E assim ele realmente agia. Essa história que passo a relatar adiante nada tem de alegre, mas reflete os dois lados de Seu Adelmar que não deixava barato nada.

No início da década de 80 o filho adolescente de um vizinho nosso foi à praia da Pituba (em Salvador) com uns amigos, todos jovens, e morreu afogado. Impossível explicar como ficou a família. O pai desesperado sem saber o que fazer. O corpo foi arrastado para longe.

O pai do rapaz pediu a meu pai para ajudar, pois ele não tinha condição nenhuma de fazer isso. Estava arrasado. E meu pai passou os três dias seguintes indo de praia em praia. Ao final do terceiro ou quarto dia encontraram o corpo em Itapuã, se não me engano.

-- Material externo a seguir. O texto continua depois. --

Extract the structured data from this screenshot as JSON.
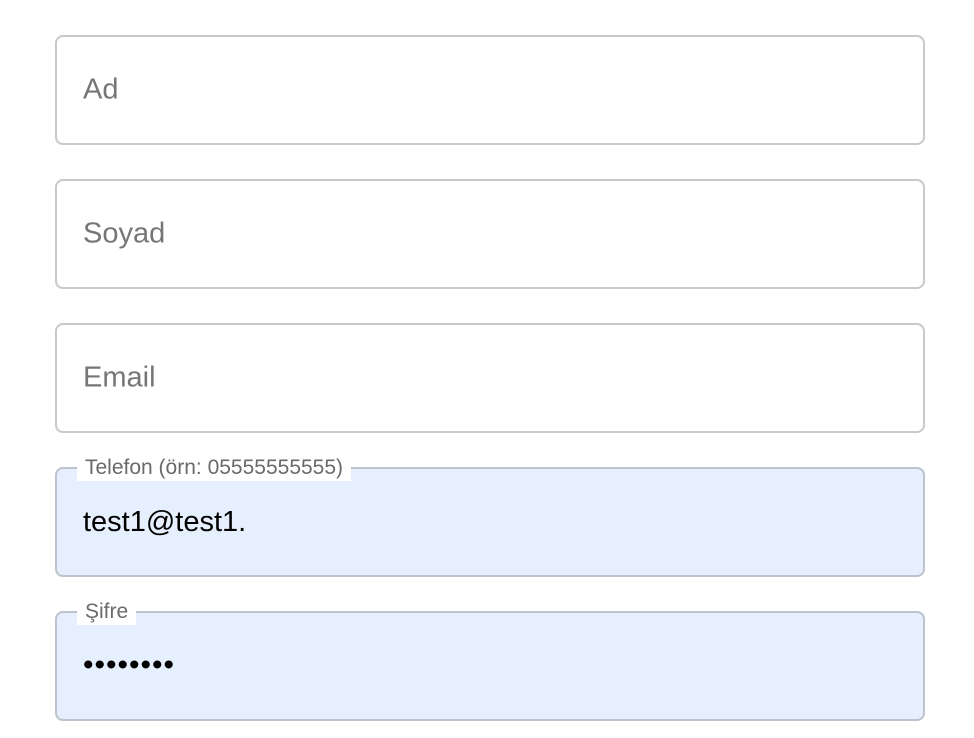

Meu pai ajudou a puxar de dentro d´água. Foi terrível. Ainda hoje lembro de como meu pai chegou em casa, transtornado. A família do rapaz em completo desespero. O pai do menino, sem condições de fazer o enterro, pediu dinheiro emprestado a meu pai que prontamente atendeu, mas frisou que era um empréstimo. E assim foi feito.

Passaram-se os meses e, sem mais nem menos, o pai do menino começou a se esquivar de passar pela frente do armazém de Seu Adelmar que ia ficando cada vez mais indignado com a situação.

Até que um dia bateram-se de frente, na rua. Meu pai então cobrou a dívida. O homem, chateado por ter sido cobrado respondeu:

- A senhor é um desgraçado! Como pode me cobrar uma dívida dessas???

Prontamente meu pai respondeu:

- Pois foram as mãos desse desgraçado que tiraram o corpo do seu filho em decomposição de dentro da água. Foram as mãos desse desgraçado que tiraram o dinheiro da carteira e lhe emprestaram para que SEU filho não fosse enterrado como indigente. E é esse desgraçado que lhe acha um verdadeiro canalha sem palavra.

O homem baixou a cabeça. A dívida? Nem sei se pagou. Mas nunca mais eu o vi conversando com meu pai...

Adilma

8 comentários:

  1. Tio Adelmar nao era nada mais nada menos que um filosofo. O ultimo video que fiz com o mesmo contando um pouco de sua vida sera eterno. Guardo com muito carinho. Ele deixou muita saudade.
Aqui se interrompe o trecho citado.